My first Valentine’s day with Dave was a disaster. We were in college and he wanted to take me out for dinner. So, he drove down from North Dakota and I hitched a ride to Minneapolis and we met at his parents’ house. We were going to go to the Cheesecake Factory. It was new and we were 20 and had no concept of “fancy”, so it was a big deal. I got all dressed up and Dave cleaned his car.
When we got to the restaurant, Dave dropped me off at the door and left to park the car. I didn’t see him again for an hour. What happened was, he forgot which entrance I was near and went to the wrong door. Then, while he was waiting, he got a bloody nose. It was February in Minnesota and as his mom explained later, “David has thin mucus membranes.” When I saw him again, he was upset and had bloody tissues in his nose. “I thought you were stolen!” He said giving me a hug.

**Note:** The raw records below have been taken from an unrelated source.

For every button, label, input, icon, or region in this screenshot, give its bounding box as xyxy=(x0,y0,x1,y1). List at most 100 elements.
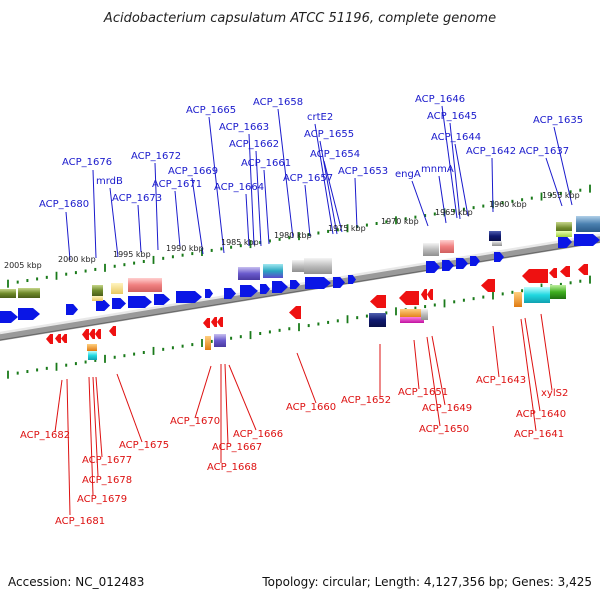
gene-label[interactable]: ACP_1665 xyxy=(186,105,236,116)
gene-label[interactable]: ACP_1673 xyxy=(112,193,162,204)
reverse-gene-arrow xyxy=(427,289,433,300)
gene-label[interactable]: ACP_1663 xyxy=(219,122,269,133)
gene-label[interactable]: ACP_1664 xyxy=(214,182,264,193)
label-leader-line xyxy=(449,122,461,220)
forward-gene-arrow xyxy=(290,280,300,289)
label-leader-line xyxy=(411,180,429,227)
gene-feature-block xyxy=(421,309,428,320)
gene-blocks xyxy=(0,216,600,360)
forward-gene-arrow xyxy=(176,291,202,303)
forward-gene-arrow xyxy=(240,285,258,297)
gene-label[interactable]: ACP_1655 xyxy=(304,129,354,140)
label-leader-line xyxy=(137,204,142,253)
label-leader-line xyxy=(319,140,338,235)
gene-label[interactable]: ACP_1645 xyxy=(427,111,477,122)
gene-label[interactable]: ACP_1654 xyxy=(310,149,360,160)
gene-feature-block xyxy=(524,287,550,303)
gene-feature-block xyxy=(92,296,103,301)
gene-label[interactable]: xylS2 xyxy=(541,388,568,399)
gene-label[interactable]: engA xyxy=(395,169,421,180)
gene-feature-block xyxy=(400,309,424,318)
gene-label[interactable]: ACP_1672 xyxy=(131,151,181,162)
reverse-gene-arrow xyxy=(46,334,53,344)
gene-feature-block xyxy=(304,258,332,274)
gene-label[interactable]: ACP_1681 xyxy=(55,516,105,527)
label-leader-line xyxy=(520,318,537,432)
scale-label: 1980 kbp xyxy=(274,231,312,240)
gene-label[interactable]: ACP_1682 xyxy=(20,430,70,441)
gene-label[interactable]: ACP_1675 xyxy=(119,440,169,451)
label-leader-line xyxy=(492,325,500,378)
forward-gene-arrow xyxy=(456,258,468,269)
gene-label[interactable]: ACP_1666 xyxy=(233,429,283,440)
gene-feature-block xyxy=(492,241,502,246)
label-leader-line xyxy=(545,157,563,207)
gene-label[interactable]: ACP_1671 xyxy=(152,179,202,190)
gene-label[interactable]: ACP_1661 xyxy=(241,158,291,169)
scale-label: 1985 kbp xyxy=(221,238,259,247)
label-leader-line xyxy=(224,363,229,445)
gene-label[interactable]: ACP_1680 xyxy=(39,199,89,210)
forward-gene-arrow xyxy=(112,298,126,309)
gene-label[interactable]: mnmA xyxy=(421,164,454,175)
forward-gene-labels: ACP_1680 ACP_1676 mrdB ACP_1673 ACP_1672… xyxy=(39,94,583,210)
gene-label[interactable]: ACP_1649 xyxy=(422,403,472,414)
gene-feature-block xyxy=(92,285,103,296)
gene-label[interactable]: ACP_1651 xyxy=(398,387,448,398)
gene-label[interactable]: ACP_1644 xyxy=(431,132,481,143)
forward-gene-arrow xyxy=(272,281,288,293)
genome-title: Acidobacterium capsulatum ATCC 51196, co… xyxy=(103,11,496,26)
gene-label[interactable]: ACP_1668 xyxy=(207,462,257,473)
label-leader-line xyxy=(454,143,469,217)
gene-label[interactable]: ACP_1637 xyxy=(519,146,569,157)
reverse-gene-arrow xyxy=(82,329,89,340)
gene-feature-block xyxy=(111,283,123,294)
gene-label[interactable]: ACP_1646 xyxy=(415,94,465,105)
label-leader-line xyxy=(426,336,441,427)
gene-label[interactable]: ACP_1670 xyxy=(170,416,220,427)
gene-label[interactable]: mrdB xyxy=(96,176,123,187)
gene-label[interactable]: ACP_1669 xyxy=(168,166,218,177)
gene-label[interactable]: ACP_1667 xyxy=(212,442,262,453)
label-leader-line xyxy=(441,105,458,219)
gene-label[interactable]: ACP_1640 xyxy=(516,409,566,420)
gene-feature-block xyxy=(514,292,522,307)
gene-label[interactable]: ACP_1635 xyxy=(533,115,583,126)
gene-feature-block xyxy=(128,278,162,292)
gene-feature-block xyxy=(423,243,439,256)
gene-label[interactable]: ACP_1641 xyxy=(514,429,564,440)
gene-feature-block xyxy=(0,289,16,298)
gene-label[interactable]: ACP_1658 xyxy=(253,97,303,108)
gene-label[interactable]: ACP_1678 xyxy=(82,475,132,486)
forward-gene-arrow xyxy=(494,252,504,262)
label-leader-line xyxy=(54,379,63,433)
gene-label[interactable]: crtE2 xyxy=(307,112,333,123)
label-leader-line xyxy=(413,339,420,390)
gene-label[interactable]: ACP_1662 xyxy=(229,139,279,150)
gene-label[interactable]: ACP_1676 xyxy=(62,157,112,168)
gene-feature-block xyxy=(18,288,40,298)
forward-gene-arrow xyxy=(96,300,110,311)
label-leader-line xyxy=(248,133,255,246)
gene-label[interactable]: ACP_1677 xyxy=(82,455,132,466)
gene-label[interactable]: ACP_1679 xyxy=(77,494,127,505)
genome-backbone xyxy=(0,233,600,341)
gene-label[interactable]: ACP_1660 xyxy=(286,402,336,413)
label-leader-line xyxy=(116,373,143,443)
scale-labels: 2005 kbp 2000 kbp 1995 kbp 1990 kbp 1985… xyxy=(4,191,580,270)
forward-gene-arrow xyxy=(154,294,170,305)
topology-text: Topology: circular; Length: 4,127,356 bp… xyxy=(261,575,592,589)
label-leader-line xyxy=(174,190,181,248)
gene-label[interactable]: ACP_1652 xyxy=(341,395,391,406)
label-leader-line xyxy=(431,335,446,406)
forward-gene-arrow xyxy=(470,256,480,266)
label-leader-line xyxy=(491,157,494,213)
gene-label[interactable]: ACP_1650 xyxy=(419,424,469,435)
gene-label[interactable]: ACP_1657 xyxy=(283,173,333,184)
gene-label[interactable]: ACP_1642 xyxy=(466,146,516,157)
label-leader-line xyxy=(109,187,119,258)
gene-label[interactable]: ACP_1653 xyxy=(338,166,388,177)
gene-label[interactable]: ACP_1643 xyxy=(476,375,526,386)
scale-label: 1970 kbp xyxy=(381,217,419,226)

I think that’s when I knew I loved him. But I was hungry, so I wouldn’t tell him for another five months. Because Dave was late, I had forfeited our table and now it would be another hour wait. So, we decided to go somewhere else.
Except, on our way to a different restaurant, we got caught in traffic. And sat in traffic for 40 minutes. I was tired. Hungry and annoyed. Dave was tired hungry and bleeding through the nose. So, I finally said, “Hey, take me to Wendy’s!” And defeated, Dave pulled off the highway and we ordered burgers from the drive-thru and took the back roads home to his parents’ house.
When we got back, I changed into sweat pants and came down to the basement to eat a hamburger and watch a crime show. Dave was waiting for me. He had laid out the burgers on nice plates and lit candles. “Happy Valentine’s Day.” He said as I stuffed my face full of fries.
Every year, for Valentine’s we’ve gotten Wendy’s and watched people murder one another on TV. It’s our own special way of saying “I Love You.”
When I was pregnant with Ellis, I forgot about Valentine’s Day. Dave came home to me, eight months great with child, sitting on the couch, eating a frozen pizza. He stood in the doorway. “Hey,” I said, “why do you have flowers? Who died or are we getting a divorce?”
“Happy Valentine’s,” he said.
I swallowed the last of the pizza. “I made you a baby. That’s all the present you get this year. There’s another frozen pizza if you want it.”
“I love you too,” he said.
I reminded him of that Valentine’s last night, as I sat on the couch drinking sparking water and tweeting about how I had cheese in my bra (again).
“That,” he said, “was maybe the best Valentine’s ever.”
“Well, if you want me to top it, I suppose tomorrow I can punch you and then eat your cupcakes.”
“Wait, there will be cupcakes?”
“I might make some. Or buy them.”
“Don’t go getting soft on me,” he said.
And that, is how we do love around here.